A manifest entry tracks validity by hashing the chapter text, casting table inputs, and audio-affecting render parameters. If hashes match and the WAV exists, the chapter is skipped on rerun.

Resume behavior

Completed chapters are not re-rendered
If a render fails at chapter 15, chapters 0-14 remain usable
Rerun audiobooker render to continue
Use --no-resume to force full re-render or --clean-cache to wipe cache

Voice suggestion engine

The cast-suggest command uses a scoring engine that ranks voices per speaker based on:

Gender inference — pronoun and name cues in sample utterances hint at a preferred gender
Role match — narrator roles prefer calm/neutral voices tagged for narration; dialogue roles prefer expressive voices
Diversity — voices already assigned to other speakers receive a penalty to avoid reuse
Curated metadata — voices with known style notes (calm, powerful, warm) receive small bonuses for appropriate roles

Each suggestion includes a human-readable reason string explaining why it scored the way it did.
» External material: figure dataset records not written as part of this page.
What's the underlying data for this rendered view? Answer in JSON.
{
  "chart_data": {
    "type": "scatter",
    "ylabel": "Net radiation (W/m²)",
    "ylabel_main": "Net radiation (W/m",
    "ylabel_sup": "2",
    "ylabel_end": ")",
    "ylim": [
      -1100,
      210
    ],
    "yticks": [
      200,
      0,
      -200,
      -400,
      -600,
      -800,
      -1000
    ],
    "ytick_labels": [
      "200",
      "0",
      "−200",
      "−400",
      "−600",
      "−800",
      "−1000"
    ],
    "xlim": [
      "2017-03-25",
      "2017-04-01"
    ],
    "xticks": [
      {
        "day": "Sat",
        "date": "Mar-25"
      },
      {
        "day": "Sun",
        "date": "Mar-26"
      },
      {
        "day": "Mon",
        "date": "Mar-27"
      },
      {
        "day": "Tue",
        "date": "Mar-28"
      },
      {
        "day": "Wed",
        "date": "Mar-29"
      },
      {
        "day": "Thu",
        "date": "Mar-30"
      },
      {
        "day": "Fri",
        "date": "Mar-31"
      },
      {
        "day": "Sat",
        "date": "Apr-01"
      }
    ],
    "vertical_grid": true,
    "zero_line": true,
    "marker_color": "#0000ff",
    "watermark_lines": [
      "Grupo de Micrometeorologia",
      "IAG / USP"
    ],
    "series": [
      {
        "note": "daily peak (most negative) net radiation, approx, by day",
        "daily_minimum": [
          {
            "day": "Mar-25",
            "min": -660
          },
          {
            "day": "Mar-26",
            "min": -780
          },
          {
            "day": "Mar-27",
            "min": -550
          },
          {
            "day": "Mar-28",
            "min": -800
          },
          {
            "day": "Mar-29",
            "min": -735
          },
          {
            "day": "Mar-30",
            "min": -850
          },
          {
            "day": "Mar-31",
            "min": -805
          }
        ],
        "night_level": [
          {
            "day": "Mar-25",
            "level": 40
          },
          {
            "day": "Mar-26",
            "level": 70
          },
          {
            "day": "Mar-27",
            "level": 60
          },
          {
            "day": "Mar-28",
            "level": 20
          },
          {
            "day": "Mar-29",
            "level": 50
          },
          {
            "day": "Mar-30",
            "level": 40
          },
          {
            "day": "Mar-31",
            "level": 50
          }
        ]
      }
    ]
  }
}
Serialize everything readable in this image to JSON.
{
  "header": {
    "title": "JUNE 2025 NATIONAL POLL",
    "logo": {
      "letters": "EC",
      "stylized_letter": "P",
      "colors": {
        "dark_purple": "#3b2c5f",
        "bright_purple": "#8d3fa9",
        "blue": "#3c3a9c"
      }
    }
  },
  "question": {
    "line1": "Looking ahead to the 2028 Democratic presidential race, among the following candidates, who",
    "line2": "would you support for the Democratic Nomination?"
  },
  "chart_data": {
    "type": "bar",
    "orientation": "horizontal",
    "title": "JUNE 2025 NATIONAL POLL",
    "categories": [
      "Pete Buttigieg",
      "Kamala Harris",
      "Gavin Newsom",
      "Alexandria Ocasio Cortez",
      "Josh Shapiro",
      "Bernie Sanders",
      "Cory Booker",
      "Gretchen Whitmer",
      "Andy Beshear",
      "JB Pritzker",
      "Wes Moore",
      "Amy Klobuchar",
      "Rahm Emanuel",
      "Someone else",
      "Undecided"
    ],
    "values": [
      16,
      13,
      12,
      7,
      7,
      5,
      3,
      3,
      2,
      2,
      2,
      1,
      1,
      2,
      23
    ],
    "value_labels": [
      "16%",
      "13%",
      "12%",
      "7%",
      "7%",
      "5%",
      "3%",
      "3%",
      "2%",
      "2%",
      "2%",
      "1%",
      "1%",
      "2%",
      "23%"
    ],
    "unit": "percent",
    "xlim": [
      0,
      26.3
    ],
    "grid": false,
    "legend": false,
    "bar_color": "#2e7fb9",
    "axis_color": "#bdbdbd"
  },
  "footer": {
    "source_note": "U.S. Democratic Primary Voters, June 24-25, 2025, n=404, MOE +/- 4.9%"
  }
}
The top suggestion is applied when using cast-apply --auto.

Language profiles

Audiobooker separates language-specific heuristics into a LanguageProfile that controls:

Supported quote characters (straight quotes, smart quotes)
Speaker attribution verbs and patterns
Blacklist words to avoid false-positive names
Valid-name heuristics
Chapter heading patterns

The default profile is en (English). Choose language at project creation with --lang.

Inline overrides

You can override speaker and emotion inline in the source text:

[Alice|angry] "How dare you!"
[Bob|whisper] "Shh."
[narrator] The room fell silent.

Inline overrides are parsed during compilation and take precedence for that specific line.